Although small, their fate as climate indicators were of "great importance," said Mayer.
The study by Bavaria's Academy of Science, its second on local glaciers since 2012, emerged as Germany's Constitutional Court ruled Thursday that the nation's climate law was insufficient to protect future generations beyond 2030.
Among the doomed ice remnants, said the study, were the two Schneeferner glaciers skirting Germany's highest peak, the Zugspitze, with its more robust northern sheet shedding 250 liters (66 gallons) of meltwater every 30 seconds.

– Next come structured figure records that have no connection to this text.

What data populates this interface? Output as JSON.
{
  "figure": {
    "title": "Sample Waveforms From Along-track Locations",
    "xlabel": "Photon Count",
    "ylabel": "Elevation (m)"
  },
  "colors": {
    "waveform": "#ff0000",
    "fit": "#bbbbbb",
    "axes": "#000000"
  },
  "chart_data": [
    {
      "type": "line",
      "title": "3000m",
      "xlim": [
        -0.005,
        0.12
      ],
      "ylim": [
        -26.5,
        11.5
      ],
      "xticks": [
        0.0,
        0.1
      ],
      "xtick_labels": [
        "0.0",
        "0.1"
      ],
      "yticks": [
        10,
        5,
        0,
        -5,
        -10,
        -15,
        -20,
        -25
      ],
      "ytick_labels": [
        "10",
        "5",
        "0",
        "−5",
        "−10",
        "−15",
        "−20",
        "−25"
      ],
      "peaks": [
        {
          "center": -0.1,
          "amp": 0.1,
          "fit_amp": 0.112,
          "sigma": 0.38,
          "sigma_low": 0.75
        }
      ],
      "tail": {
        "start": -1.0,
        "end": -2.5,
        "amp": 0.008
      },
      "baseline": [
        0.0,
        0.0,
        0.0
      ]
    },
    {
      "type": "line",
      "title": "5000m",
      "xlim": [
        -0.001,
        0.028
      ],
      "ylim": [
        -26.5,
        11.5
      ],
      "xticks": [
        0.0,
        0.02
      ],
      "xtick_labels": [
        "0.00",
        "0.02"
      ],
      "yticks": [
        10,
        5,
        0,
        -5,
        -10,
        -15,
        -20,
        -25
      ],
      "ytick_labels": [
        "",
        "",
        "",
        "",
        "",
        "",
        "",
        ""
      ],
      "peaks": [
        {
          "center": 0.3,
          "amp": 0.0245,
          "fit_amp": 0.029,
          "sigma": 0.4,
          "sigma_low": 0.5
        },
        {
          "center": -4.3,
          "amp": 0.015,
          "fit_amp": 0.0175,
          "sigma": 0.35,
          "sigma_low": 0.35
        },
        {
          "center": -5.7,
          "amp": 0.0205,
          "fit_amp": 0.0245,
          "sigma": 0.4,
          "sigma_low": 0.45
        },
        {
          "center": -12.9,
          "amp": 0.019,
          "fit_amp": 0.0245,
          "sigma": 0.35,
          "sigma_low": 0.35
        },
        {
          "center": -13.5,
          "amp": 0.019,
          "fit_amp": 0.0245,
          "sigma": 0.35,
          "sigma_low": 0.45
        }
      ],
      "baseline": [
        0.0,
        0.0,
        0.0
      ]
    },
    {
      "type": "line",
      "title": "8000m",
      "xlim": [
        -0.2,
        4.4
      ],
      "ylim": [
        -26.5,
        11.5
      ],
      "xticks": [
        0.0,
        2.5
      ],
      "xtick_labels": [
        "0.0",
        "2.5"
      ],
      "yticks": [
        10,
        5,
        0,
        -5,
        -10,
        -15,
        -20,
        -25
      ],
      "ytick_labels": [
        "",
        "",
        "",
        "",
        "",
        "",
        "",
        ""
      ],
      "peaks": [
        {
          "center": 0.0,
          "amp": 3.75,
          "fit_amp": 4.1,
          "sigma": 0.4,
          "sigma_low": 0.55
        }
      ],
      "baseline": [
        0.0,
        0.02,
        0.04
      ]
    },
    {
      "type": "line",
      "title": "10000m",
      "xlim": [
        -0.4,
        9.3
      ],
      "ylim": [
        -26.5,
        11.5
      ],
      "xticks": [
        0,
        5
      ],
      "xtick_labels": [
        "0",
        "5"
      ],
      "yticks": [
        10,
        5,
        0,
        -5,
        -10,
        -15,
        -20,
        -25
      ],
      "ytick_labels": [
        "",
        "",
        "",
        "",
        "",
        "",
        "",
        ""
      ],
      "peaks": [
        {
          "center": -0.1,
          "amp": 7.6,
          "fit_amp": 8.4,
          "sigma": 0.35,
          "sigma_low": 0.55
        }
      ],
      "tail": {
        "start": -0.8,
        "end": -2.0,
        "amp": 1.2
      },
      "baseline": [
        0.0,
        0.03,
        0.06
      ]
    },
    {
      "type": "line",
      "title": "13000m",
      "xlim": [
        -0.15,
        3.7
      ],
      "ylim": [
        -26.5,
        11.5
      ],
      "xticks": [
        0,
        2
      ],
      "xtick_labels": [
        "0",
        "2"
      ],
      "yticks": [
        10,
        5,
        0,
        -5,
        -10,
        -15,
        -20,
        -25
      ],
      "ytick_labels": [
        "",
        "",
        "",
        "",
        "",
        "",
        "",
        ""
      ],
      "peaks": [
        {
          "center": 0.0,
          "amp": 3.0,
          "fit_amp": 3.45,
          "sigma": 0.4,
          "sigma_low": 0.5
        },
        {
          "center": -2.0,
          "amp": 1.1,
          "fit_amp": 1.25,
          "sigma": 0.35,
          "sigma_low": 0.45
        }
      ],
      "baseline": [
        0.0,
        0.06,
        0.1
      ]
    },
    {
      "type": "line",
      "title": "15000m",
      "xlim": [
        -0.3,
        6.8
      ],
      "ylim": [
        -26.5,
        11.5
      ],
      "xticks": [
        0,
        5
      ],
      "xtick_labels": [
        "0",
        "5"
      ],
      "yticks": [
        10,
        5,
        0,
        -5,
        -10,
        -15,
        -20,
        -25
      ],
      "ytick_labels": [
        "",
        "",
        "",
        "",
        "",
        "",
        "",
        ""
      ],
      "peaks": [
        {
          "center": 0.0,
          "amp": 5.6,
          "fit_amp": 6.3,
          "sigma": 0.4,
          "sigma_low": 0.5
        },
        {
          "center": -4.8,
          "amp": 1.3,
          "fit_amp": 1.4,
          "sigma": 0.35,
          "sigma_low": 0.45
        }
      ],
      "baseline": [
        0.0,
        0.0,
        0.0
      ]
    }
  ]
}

"Bavaria's last Alpine glacier could be gone in as little as 10 years," said Environment Minister Thorsten Glauber of the Free Voter party, the junior partner in Bavarian Premier Markus Söder's Munich coalition cabinet, adding that the glaciers were melting faster than previously expected.
"The causes and reciprocal effects lie definitively in climate change," stressed Mayer.
The Bavarian study coincided with a global study, published this week in the journal Nature, showing 220,000 glaciers are losing 31% more snow and ice annually than they did 15 years earlier, with permafrost loss prompting landslides.
Already, glaciers are responsible for 21% of sea level rise — melting ice sheets across Greenland and Antarctica excluded, the study said, six months ahead of the UN's next climate conference, COP26, in Glasgow.
That accelerating glacial melt of 298 billion metric tons of ice and snow per year equated to swamping Switzerland under 7.2 meters (24 feet) of water each year, said Zurich glaciologist Romain Hugonnet.
Half of this glacial loss came in the United States and Canada, with Alaska's melt "among the highest on the planet," said the Nature article authors led by Hugonnet of Zurich's ETH University.
Even Tibetan plateau glaciers are affected, impacting millions of people who daily source water downstream, said the study.
That melting mirrored the "global increase in temperature" due to burning of coal, oil and gas, said Hugonnet.
Glaciers were becoming "memorials" of the climate crisis, not just early indicators of climate change, said Michael Zemp of the World Glacier Monitoring Service.
"Sea level rise is going to be a bigger and bigger problem as we move through the 21st century," warned Mark Serreze, director of the US Snow and Ice Data Center, which makes extensive use of satellite observation tools.